His hand shook, and he tightened his grip on Claude’s fingers to steady himself. The Alliance leader might have narrowly avoided death tonight (and he stilled for a moment, watching the subtle signs of his breathing to reassure himself of that fact)...but how many others had died for his pursuit? How many had he left to certain death? How many more had he put to the blade himself? Would their justice demand his head?

I don’t want to be like her, Claude had said. But looking back on it now, Dimitri feared the bodies left in his own wake might well rival hers.

“...I have no aspirations,” he confessed. “Nothing more I expect to see through. Once Edelgard is dead...my own life will repay those I’ve taken.” That would see justice through for them. That was fair.

...was it?

He frowned, looking again at Claude and reassuring himself that the man still slept. So where had that nagging thought come from? Justice had to be paid when the war ended, he knew that to be truth -- and yet somehow, infuriatingly, he knew that Claude would argue the price.
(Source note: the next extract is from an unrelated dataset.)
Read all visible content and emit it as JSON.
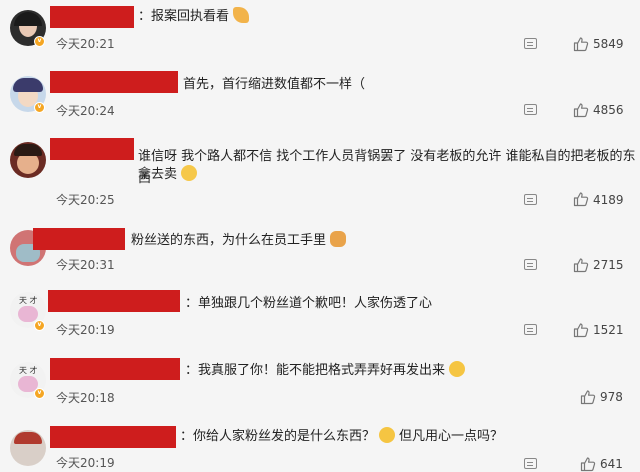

He could practically hear the man scoff that spilling more blood would not satisfy anyone, would only harm those left behind (and he had cited Dimitri’s own friends and classmates, hadn’t he, and how had he not appreciated before the way they’d rallied around him, remaining steadfast by his side even when he could not recognize them as anything more than phantoms from his past?).

The dead can change nothing.

What could he change, if he tried to live?

The enormity of such a thought overwhelmed him. Shaking his head, he drew in a slow, unsteady breath, blew it out in an equally unsteady sigh...and resolved to ask Claude, when next he roused, what he intended to do after the war’s end. He had spent so long consumed by the fighting and death that it had become all he knew -- but if he could get a straight answer out of the man...it might offer some insights into what the future could hold for him, as well.

----

He roused to something poking his shoulder.

Dimitri growled, sluggishly dragging his cape closer around him. It was too dark to be dawn, and there was no cause to wake him otherwise--

“You awake, Dimitri?”

The voice was not one he had expected.

Jerking upright, he found Claude watching him, his grin faded but undeniably present. “What are you doing in the infirmary?” he mumbled. “I didn’t think that assassin got you.”

“I came to check on you,” the prince replied honestly.

“Well, as you can see, I’m alive and well. So go get some sleep, would you? You look like shit.”

“I could say the same to you,” Dimitri snorted.

“At least I have an excuse,” the archer shot back (and it was only when a slight warmth squeezed his fingers that he realized he still had Claude’s hand in his own). “Go find a bed. I hurt more just looking at you.”

He didn’t much care for the thought of silence being his only company. But if all he needed was to find a bed… “Fine.” Scooting the chair slightly closer, he slung his arm across the pillow under the Alliance leader’s head and settled in as comfortably as he could.

“Smartass. You know that’s not what I meant.” And yet, he made no further protest, instead nestling in when Dimitri draped his cloak across the covers. “You don’t get to blame me if you wake up sore in the morning.”

“So be it,” the prince mumbled. Curled so close, he could at last hear the whisper of Claude’s breath...and that alone reassured him enough to find sleep once more.